Selon l'article 3 de la loi du 31 décembre 1968, la prescription ne court ni contre le créancier qui ne peut agir, soit par lui-même ou par l'intermédiaire de son représentant légal, soit pour une cause de force majeure, ni contre celui qui peut être légitimement regardé comme ignorant l'existence de sa créance ou de la créance de celui qu'il représente légalement.
Le facteur déclenchant la prescription est fixé au jour où la créance indemnitaire est réputée acquise en son principe sauf ignorance légitime de son titulaire.
Sur la prescription de l'action fondée sur la faute lourde de l'Etat au titre de l'arrêt de la Cour de cassation du 10 juillet 2002 opérant un revirement de jurisprudence :
L'arrêt de la Cour de cassation du 10 juillet 2002 constitue le fait générateur du dommage allégué puisque M. [P] fait valoir une faute lourde en raison du revirement de jurisprudence opéré par cet arrêt.

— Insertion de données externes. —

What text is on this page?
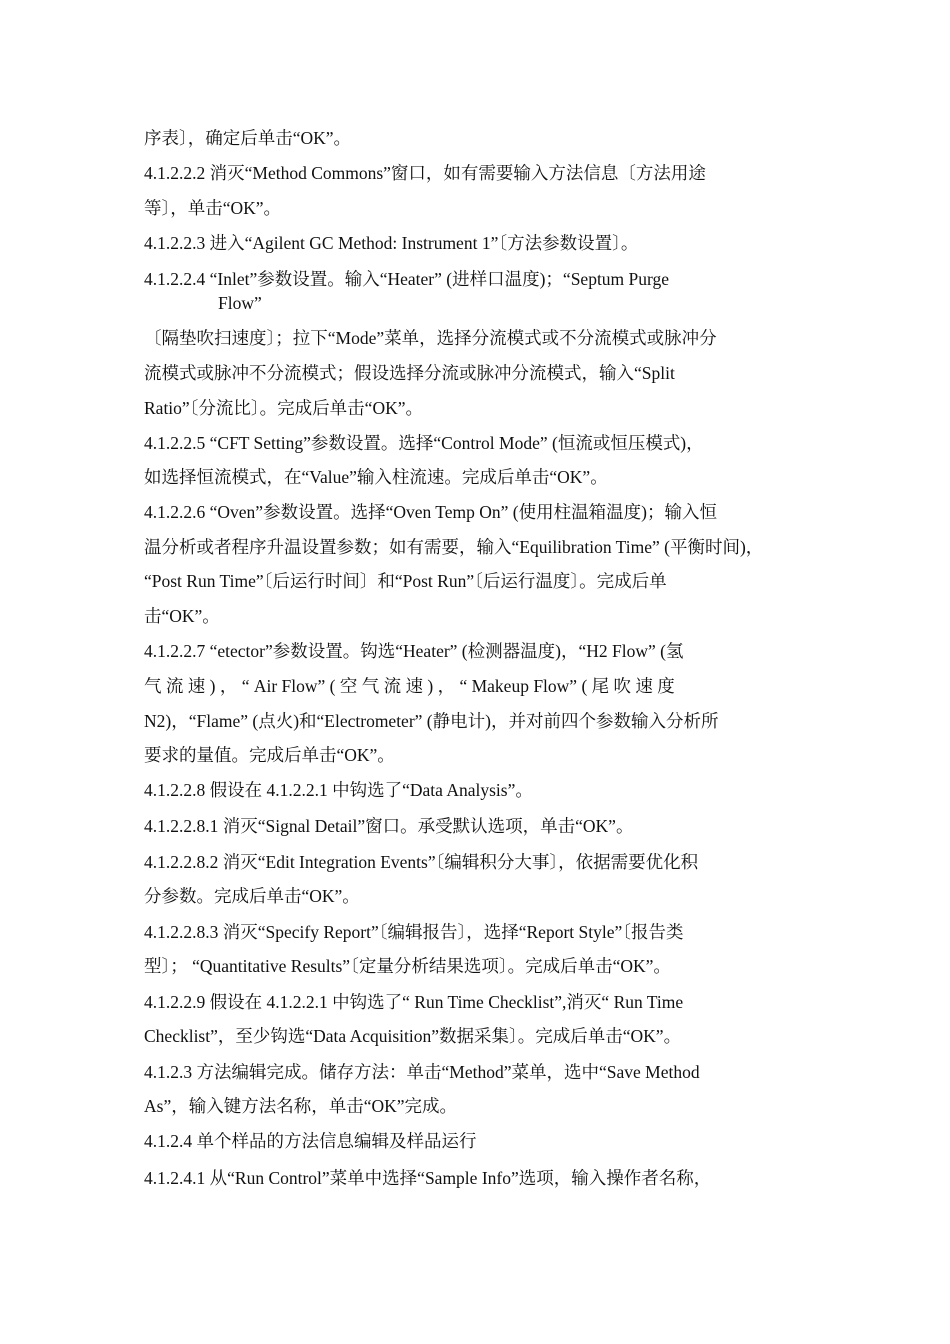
序表〕，确定后单击“OK”。
4.1.2.2.2 消灭“Method Commons”窗口，如有需要输入方法信息〔方法用途
等〕，单击“OK”。
4.1.2.2.3 进入“Agilent GC Method: Instrument 1”〔方法参数设置〕。
4.1.2.2.4 “Inlet”参数设置。输入“Heater” (进样口温度)；“Septum Purge
Flow”
〔隔垫吹扫速度〕；拉下“Mode”菜单，选择分流模式或不分流模式或脉冲分
流模式或脉冲不分流模式；假设选择分流或脉冲分流模式，输入“Split
Ratio”〔分流比〕。完成后单击“OK”。
4.1.2.2.5 “CFT Setting”参数设置。选择“Control Mode” (恒流或恒压模式)，
如选择恒流模式，在“Value”输入柱流速。完成后单击“OK”。
4.1.2.2.6 “Oven”参数设置。选择“Oven Temp On” (使用柱温箱温度)；输入恒
温分析或者程序升温设置参数；如有需要，输入“Equilibration Time” (平衡时间)，
“Post Run Time”〔后运行时间〕和“Post Run”〔后运行温度〕。完成后单
击“OK”。
4.1.2.2.7 “etector”参数设置。钩选“Heater” (检测器温度)，“H2 Flow” (氢
气 流 速 ) ， “ Air Flow” ( 空 气 流 速 ) ， “ Makeup Flow” ( 尾 吹 速 度
N2)，“Flame” (点火)和“Electrometer” (静电计)，并对前四个参数输入分析所
要求的量值。完成后单击“OK”。
4.1.2.2.8 假设在 4.1.2.2.1 中钩选了“Data Analysis”。
4.1.2.2.8.1 消灭“Signal Detail”窗口。承受默认选项，单击“OK”。
4.1.2.2.8.2 消灭“Edit Integration Events”〔编辑积分大事〕，依据需要优化积
分参数。完成后单击“OK”。
4.1.2.2.8.3 消灭“Specify Report”〔编辑报告〕，选择“Report Style”〔报告类
型〕； “Quantitative Results”〔定量分析结果选项〕。完成后单击“OK”。
4.1.2.2.9 假设在 4.1.2.2.1 中钩选了“ Run Time Checklist”,消灭“ Run Time
Checklist”，至少钩选“Data Acquisition”数据采集〕。完成后单击“OK”。
4.1.2.3 方法编辑完成。储存方法：单击“Method”菜单，选中“Save Method
As”，输入键方法名称，单击“OK”完成。
4.1.2.4 单个样品的方法信息编辑及样品运行
4.1.2.4.1 从“Run Control”菜单中选择“Sample Info”选项，输入操作者名称，
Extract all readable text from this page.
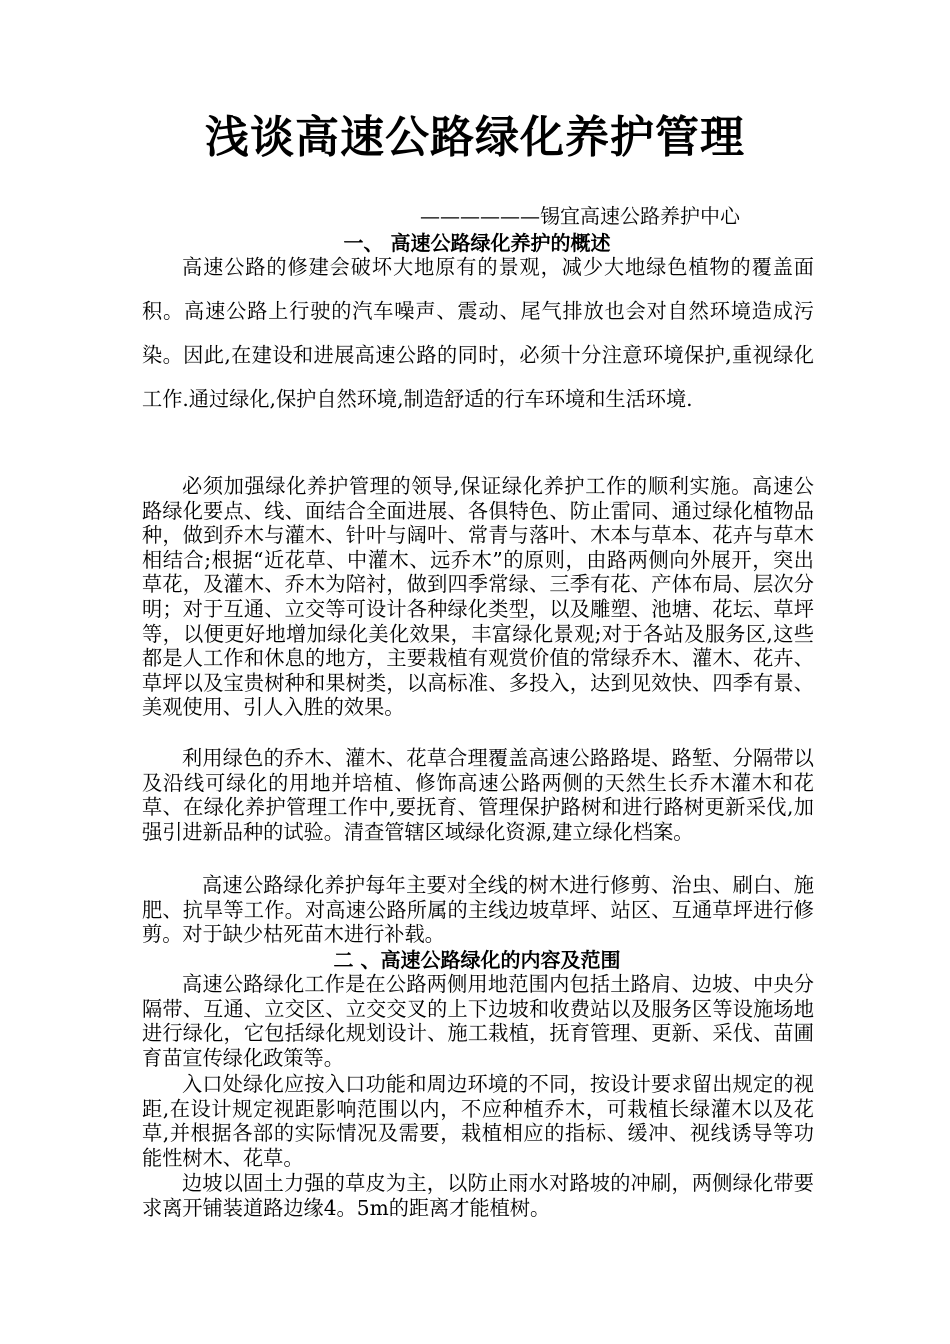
浅谈高速公路绿化养护管理
——————锡宜高速公路养护中心
一、 高速公路绿化养护的概述

高速公路的修建会破坏大地原有的景观，减少大地绿色植物的覆盖面积。高速公路上行驶的汽车噪声、震动、尾气排放也会对自然环境造成污染。因此,在建设和进展高速公路的同时，必须十分注意环境保护,重视绿化工作.通过绿化,保护自然环境,制造舒适的行车环境和生活环境.

必须加强绿化养护管理的领导,保证绿化养护工作的顺利实施。高速公路绿化要点、线、面结合全面进展、各俱特色、防止雷同、通过绿化植物品种，做到乔木与灌木、针叶与阔叶、常青与落叶、木本与草本、花卉与草木相结合;根据“近花草、中灌木、远乔木”的原则，由路两侧向外展开，突出草花，及灌木、乔木为陪衬，做到四季常绿、三季有花、产体布局、层次分明；对于互通、立交等可设计各种绿化类型，以及雕塑、池塘、花坛、草坪等，以便更好地增加绿化美化效果，丰富绿化景观;对于各站及服务区,这些都是人工作和休息的地方，主要栽植有观赏价值的常绿乔木、灌木、花卉、草坪以及宝贵树种和果树类，以高标准、多投入，达到见效快、四季有景、美观使用、引人入胜的效果。

利用绿色的乔木、灌木、花草合理覆盖高速公路路堤、路堑、分隔带以及沿线可绿化的用地并培植、修饰高速公路两侧的天然生长乔木灌木和花草、在绿化养护管理工作中,要抚育、管理保护路树和进行路树更新采伐,加强引进新品种的试验。清查管辖区域绿化资源,建立绿化档案。

高速公路绿化养护每年主要对全线的树木进行修剪、治虫、刷白、施肥、抗旱等工作。对高速公路所属的主线边坡草坪、站区、互通草坪进行修剪。对于缺少枯死苗木进行补载。

二 、高速公路绿化的内容及范围

高速公路绿化工作是在公路两侧用地范围内包括土路肩、边坡、中央分隔带、互通、立交区、立交交叉的上下边坡和收费站以及服务区等设施场地进行绿化，它包括绿化规划设计、施工栽植，抚育管理、更新、采伐、苗圃育苗宣传绿化政策等。

入口处绿化应按入口功能和周边环境的不同，按设计要求留出规定的视距,在设计规定视距影响范围以内，不应种植乔木，可栽植长绿灌木以及花草,并根据各部的实际情况及需要，栽植相应的指标、缓冲、视线诱导等功能性树木、花草。

边坡以固土力强的草皮为主，以防止雨水对路坡的冲刷，两侧绿化带要求离开铺装道路边缘4。5m的距离才能植树。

M. [P] ayant connaissance de cet arrêt du 10 juillet 2002 constituant le fait générateur de sa créance, ne peut être regardé comme étant resté légitimement dans l'ignorance de l'existence de sa créance envers l'Etat, qui diffère du montant des dommages et intérêts qu'il aurait pu demander en réparation de son préjudice et dont il fait valoir n'avoir eu connaissance qu'à l'occasion de l'arrêt de la cour d'appel de Dijon du 3 mai 2016. Rien ne l'empêchait d'exercer une action en responsabilité de l'Etat dès l'arrêt rendu par la Cour de cassation et de solliciter un sursis à statuer dans l'attente des décisions rendues à l'issue de cet arrêt, ou encore dans l'attente de l'issue de la procédure qu'il indique avoir engagée contre le conseil régional des notaires de la cour d'appel de Dijon et la chambre des notaires de Saône et Loire, aux fins d'indemnisation du même préjudice.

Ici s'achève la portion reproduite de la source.